There was a distinct wood smell in the church and a mustiness that I'll never forget. I remember that my teacher, Ms. Bowman was mean as hell. One day Mom and I were driving through town, and we drove by Ms. Bowman's house. I got excited and wavedwavedwaved as children are wont to do. Bowman looked right at me, frowned, and looked away shaking her head. I just thought she didn't notice me, but then I looked at my mom, and I could see the word BITCH written on her furrowed brow. I knew then that teacher had done a bad, bad thing. It was hard to get my mom riled up, but being mean to her kids was certainly a good way to get started.

Every year around Thanksgiving, members of the church put on a Thanksgiving meal. You could stop by the church and pick up meals for your family for a small fee. I looked forward to that Thanksgiving meal every year, and I think everyone in the family did. It was our version of take-out. Once a year, we'd go to the church and bring home a steaming made-from-scratch meal that was better than anything we'd have made at home.

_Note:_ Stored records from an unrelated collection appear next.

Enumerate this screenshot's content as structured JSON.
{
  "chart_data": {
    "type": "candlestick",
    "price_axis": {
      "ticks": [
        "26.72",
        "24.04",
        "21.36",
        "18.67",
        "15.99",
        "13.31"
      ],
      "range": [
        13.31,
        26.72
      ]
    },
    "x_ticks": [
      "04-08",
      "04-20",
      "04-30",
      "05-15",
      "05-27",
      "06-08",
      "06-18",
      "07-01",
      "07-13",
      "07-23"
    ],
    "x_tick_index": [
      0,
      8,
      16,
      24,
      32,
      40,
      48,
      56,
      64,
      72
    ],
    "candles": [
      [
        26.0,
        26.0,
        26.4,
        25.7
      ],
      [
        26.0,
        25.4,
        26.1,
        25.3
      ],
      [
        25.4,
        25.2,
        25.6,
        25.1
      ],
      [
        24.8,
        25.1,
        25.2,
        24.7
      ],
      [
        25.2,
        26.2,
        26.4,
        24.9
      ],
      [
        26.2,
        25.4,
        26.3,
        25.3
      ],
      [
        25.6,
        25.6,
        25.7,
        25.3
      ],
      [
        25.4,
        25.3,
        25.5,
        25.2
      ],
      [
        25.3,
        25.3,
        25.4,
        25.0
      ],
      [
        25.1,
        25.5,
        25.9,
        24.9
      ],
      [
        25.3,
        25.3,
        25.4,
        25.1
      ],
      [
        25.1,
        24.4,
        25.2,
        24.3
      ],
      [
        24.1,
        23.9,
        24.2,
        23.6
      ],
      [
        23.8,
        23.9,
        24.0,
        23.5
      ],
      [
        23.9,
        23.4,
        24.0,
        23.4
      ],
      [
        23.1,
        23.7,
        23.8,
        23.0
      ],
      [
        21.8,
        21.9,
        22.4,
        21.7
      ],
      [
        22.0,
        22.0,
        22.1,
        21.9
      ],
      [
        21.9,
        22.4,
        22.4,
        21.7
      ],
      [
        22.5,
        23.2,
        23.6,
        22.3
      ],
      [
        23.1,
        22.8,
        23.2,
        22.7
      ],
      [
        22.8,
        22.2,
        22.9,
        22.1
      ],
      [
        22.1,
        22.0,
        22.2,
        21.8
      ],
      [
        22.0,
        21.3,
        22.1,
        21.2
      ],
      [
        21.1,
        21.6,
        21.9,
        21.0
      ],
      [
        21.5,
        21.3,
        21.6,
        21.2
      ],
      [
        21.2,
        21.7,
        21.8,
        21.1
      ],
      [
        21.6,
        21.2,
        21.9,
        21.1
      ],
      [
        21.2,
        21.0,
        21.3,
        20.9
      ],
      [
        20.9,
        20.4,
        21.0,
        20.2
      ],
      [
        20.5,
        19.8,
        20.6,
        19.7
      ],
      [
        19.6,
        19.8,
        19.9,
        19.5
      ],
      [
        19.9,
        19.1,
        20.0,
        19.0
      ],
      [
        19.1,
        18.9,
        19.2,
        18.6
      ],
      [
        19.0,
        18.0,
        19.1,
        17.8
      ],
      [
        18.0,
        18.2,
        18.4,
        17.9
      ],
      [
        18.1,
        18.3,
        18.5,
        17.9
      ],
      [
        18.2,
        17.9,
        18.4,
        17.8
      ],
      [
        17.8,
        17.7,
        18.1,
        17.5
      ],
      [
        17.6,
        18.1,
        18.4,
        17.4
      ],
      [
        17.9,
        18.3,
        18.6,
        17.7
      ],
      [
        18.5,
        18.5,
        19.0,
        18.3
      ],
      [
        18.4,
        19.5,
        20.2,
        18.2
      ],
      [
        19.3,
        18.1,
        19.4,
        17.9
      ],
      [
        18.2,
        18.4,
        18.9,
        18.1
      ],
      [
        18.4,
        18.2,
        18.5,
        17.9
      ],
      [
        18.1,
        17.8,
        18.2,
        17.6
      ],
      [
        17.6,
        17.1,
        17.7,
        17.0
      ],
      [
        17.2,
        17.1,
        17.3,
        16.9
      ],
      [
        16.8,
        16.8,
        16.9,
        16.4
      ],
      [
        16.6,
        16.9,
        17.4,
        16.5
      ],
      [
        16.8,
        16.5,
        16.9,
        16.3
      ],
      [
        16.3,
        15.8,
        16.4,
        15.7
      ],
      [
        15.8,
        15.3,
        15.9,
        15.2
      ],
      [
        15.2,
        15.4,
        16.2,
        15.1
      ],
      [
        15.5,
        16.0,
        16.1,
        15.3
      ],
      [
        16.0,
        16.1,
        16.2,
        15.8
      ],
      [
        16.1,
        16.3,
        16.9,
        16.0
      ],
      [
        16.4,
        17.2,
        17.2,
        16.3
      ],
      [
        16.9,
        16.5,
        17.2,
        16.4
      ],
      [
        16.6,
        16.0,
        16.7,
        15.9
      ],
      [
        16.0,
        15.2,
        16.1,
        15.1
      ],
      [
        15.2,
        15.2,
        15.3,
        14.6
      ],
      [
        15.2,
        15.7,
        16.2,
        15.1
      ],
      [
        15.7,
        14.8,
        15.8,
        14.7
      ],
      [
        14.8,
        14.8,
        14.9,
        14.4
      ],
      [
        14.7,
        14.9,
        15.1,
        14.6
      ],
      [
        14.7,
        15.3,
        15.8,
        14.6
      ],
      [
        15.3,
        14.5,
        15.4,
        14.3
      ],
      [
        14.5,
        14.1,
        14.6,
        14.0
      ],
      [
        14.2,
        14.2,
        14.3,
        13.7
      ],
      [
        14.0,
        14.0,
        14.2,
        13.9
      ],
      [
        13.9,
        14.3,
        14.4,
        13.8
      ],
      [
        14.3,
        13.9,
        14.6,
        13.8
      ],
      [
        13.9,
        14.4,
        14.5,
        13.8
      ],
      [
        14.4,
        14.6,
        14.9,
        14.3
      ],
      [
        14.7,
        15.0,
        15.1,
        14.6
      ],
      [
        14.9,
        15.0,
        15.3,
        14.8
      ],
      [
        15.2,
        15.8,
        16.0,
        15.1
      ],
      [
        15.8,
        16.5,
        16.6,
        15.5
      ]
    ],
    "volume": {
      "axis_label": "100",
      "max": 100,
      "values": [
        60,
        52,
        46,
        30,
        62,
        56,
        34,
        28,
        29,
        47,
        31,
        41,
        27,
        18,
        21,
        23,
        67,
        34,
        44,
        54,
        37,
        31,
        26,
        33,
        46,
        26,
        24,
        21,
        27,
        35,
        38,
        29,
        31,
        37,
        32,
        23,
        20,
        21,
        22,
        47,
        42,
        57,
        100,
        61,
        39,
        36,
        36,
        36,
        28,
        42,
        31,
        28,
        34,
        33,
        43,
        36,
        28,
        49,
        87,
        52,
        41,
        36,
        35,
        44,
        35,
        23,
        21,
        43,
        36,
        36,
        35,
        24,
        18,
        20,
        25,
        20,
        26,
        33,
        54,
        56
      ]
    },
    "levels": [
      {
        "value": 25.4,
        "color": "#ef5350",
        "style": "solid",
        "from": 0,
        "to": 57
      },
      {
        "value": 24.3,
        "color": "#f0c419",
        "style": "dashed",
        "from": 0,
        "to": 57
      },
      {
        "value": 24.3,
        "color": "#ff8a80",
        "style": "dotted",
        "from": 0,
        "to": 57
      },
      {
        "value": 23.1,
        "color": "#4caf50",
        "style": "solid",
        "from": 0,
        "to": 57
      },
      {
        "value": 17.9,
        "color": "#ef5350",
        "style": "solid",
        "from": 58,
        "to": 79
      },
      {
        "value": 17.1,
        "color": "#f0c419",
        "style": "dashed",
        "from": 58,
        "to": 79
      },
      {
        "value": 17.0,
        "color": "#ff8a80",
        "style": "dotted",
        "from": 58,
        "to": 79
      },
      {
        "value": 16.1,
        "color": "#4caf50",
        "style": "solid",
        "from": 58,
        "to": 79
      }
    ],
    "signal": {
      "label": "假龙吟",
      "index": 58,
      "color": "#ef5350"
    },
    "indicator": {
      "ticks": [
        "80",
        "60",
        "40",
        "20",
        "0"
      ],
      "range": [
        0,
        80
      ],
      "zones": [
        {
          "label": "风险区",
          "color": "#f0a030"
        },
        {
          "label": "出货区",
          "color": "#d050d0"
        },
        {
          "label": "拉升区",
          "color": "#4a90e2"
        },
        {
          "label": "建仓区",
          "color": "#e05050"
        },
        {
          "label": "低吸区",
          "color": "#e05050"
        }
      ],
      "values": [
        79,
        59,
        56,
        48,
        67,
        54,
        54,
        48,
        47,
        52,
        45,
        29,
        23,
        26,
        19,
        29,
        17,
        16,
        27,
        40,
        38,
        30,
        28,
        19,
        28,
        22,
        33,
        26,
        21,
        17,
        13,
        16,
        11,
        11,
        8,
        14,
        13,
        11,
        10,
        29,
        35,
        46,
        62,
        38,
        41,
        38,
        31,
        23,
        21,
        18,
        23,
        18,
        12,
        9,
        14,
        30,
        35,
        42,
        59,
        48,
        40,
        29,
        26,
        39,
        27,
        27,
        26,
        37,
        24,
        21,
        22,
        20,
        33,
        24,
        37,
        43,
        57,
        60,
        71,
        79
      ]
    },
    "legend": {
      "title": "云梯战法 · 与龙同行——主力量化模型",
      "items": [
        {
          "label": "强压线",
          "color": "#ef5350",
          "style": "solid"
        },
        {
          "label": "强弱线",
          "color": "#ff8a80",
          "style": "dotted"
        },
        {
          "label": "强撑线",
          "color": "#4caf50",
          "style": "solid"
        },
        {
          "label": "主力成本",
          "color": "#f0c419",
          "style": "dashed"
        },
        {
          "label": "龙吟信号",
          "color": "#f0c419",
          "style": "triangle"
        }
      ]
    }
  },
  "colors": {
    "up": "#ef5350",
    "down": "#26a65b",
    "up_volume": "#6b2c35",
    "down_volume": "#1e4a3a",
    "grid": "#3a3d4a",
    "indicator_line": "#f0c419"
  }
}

There were slices of oven roasted turkey breast, mashed potatoes and gravy, noodles, green beans, and these delicious white soft rolls.

We didn't really get much chance to order take-out in Oakford. Every once in awhile, Mom and Dad would decide to get a pizza from the tavern. Mom would drive, and I'd run in and tell whoever was tending the bar that we wanted a sausage and pepperoni Red Baron to go. Then, I'd sit at the bar talking to the regulars while I waited for it to cook. Mom would sit outside with the car running, like she was the getaway driver in an elaborate heist. Getting food from the tavern was kind of like a heist, too, since Grandpa owned it, and we therefore never paid for a pizza in our life. I certainly don't remember cash ever changing hands. Other than those free pizzas, we had no options for takeout. Growing up in Oakford, you made dinner at home. That was it.

The last time I was at the Methodist Church, I went there for a dinner following my Great Uncle Jim's funeral. His family and friends packed the basement full, everyone sitting on metal folding chairs and crowded around long tables. We stuffed our faces family style as it seems people always do in church basements, and we passed the time telling stories and joking. I had a chance to visit with many relatives I'd not seen in years and haven't seen since. Several of us reminisced over coffee and apple pie with a pang of guilt over how far we've grown apart over the years, and we made false promises to do a better job of staying in touch. Three years have now passed, and we haven't stayed in touch. Oh well, I guess there'll always be the next funeral.